The upstarts had no beef with traditional engineering. Their argument was simply that it doesn’t work within the realm of software, which demands more creativity than scientific principles in meeting stated goals.

How software development developed

If you have team members or managers who need some background, TechBeacon Learn’s latest track, “Software Innovation for Business Leaders,” offers a quick review of what came before agile, DevOps, test-driven development, user stories, sprints, and all the other practices developers take for granted today within the landscape of software project management.

If you already know this, then forward the link to your senior manager, or anyone who may need a clearer understanding of concepts such as “stakeholder review” and “technical debt.” 

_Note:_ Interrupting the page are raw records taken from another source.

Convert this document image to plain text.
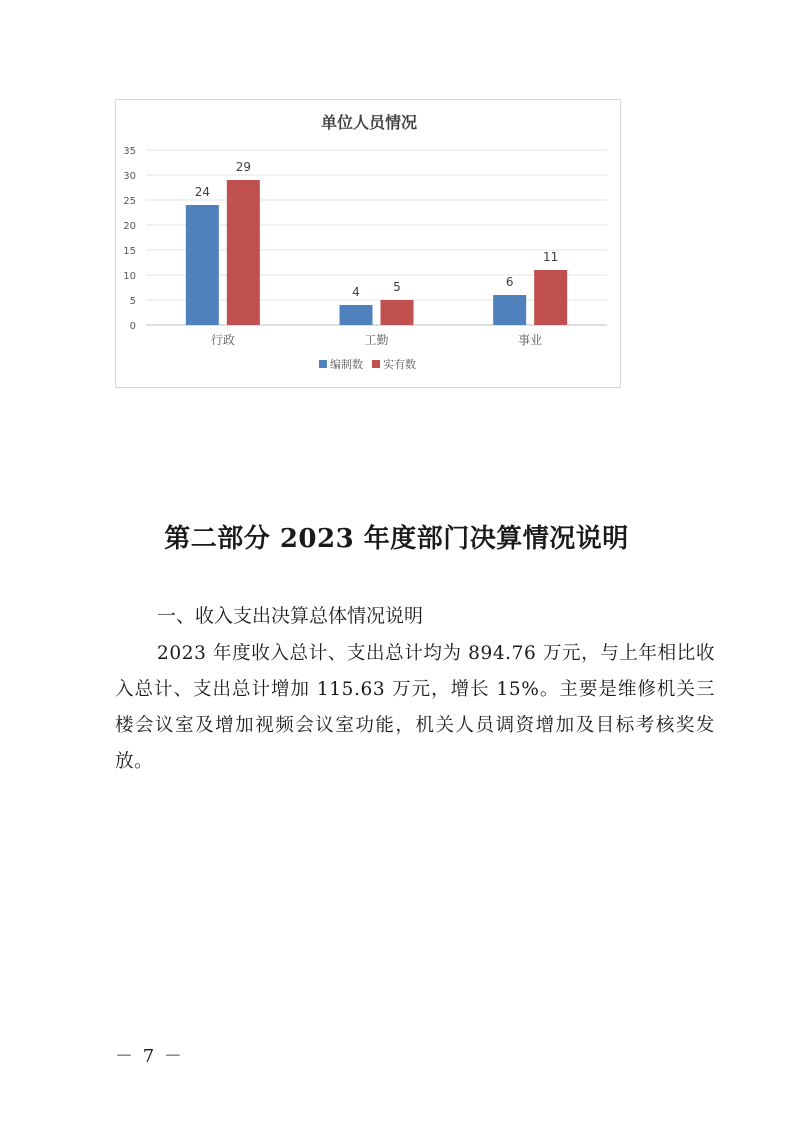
单位人员情况
0
5
10
15
20
25
30
35
24
29
4	5	6
11
行政	工勤	事业
编制数 实有数
第二部分 2023 年度部门决算情况说明
一、收入支出决算总体情况说明
2023 年度收入总计、支出总计均为 894.76 万元，与上年相比收入总计、支出总计增加 115.63 万元，增长 15%。主要是维修机关三楼会议室及增加视频会议室功能，机关人员调资增加及目标考核奖发放。
－ 7 －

Why was waterfall used in the first place?

A software methodology that insists on knowing all requirements up front and that requires design documents months before any coding begins may seem suspect, if not ludicrous, these days. But in the '70s and '80s, when the biggest money to be made in software was in the defense, civil engineering, and aerospace industries, planning was everything. It was how we waged and won military battles, how we built the Hoover Dam and jet planes, and how the federal government completed the interstate highway system. So why shouldn't careful, up-front planning be part of any software project management agenda?

The waterfall method assumed that stakeholder sign-off of a requirement or design document meant that the stakeholder would see a software system sometime later—even if that was months or years downstream—that accurately reflected all of those plans. But, as project after project proved, there were always too many moving parts, including the requirements themselves, for development teams to deliver satisfying results.

How waterfall pushed software over the cliff

TechBeacon contributor and agile expert Mark Balbes illustrates the problem in a true-to-life story involving all the teams that make up a traditional software project. These“tribes” in software projects have incompatible goals and timelines. Each serves different needs in the organization, which rarely understands their impact on software project outcomes.

Waterfall projects tended to fail due to an imbalance between a well-intentioned methodology and the typical outcome for large-scale software projects. You need to be able to describe at a practical level the traditional procedures used within the waterfall method, because you should know what software developers and managers who cut their teeth on projects in the 1980s and 1990s believed back then. Only then will you be able to fully explain today’s methods, including the ones you’re using on the projects for which some of those managers are responsible.

Tell your boss

You may know all of the reasons that agile methods gained acceptance in the early 21st century. But your immediate supervisor may not. In fact, supervisors may be responsible for so many things that your development methods may not come to their attention until a new, massive project comes along. That’s when they need to understand how you go about making your estimates while coping with their expectations.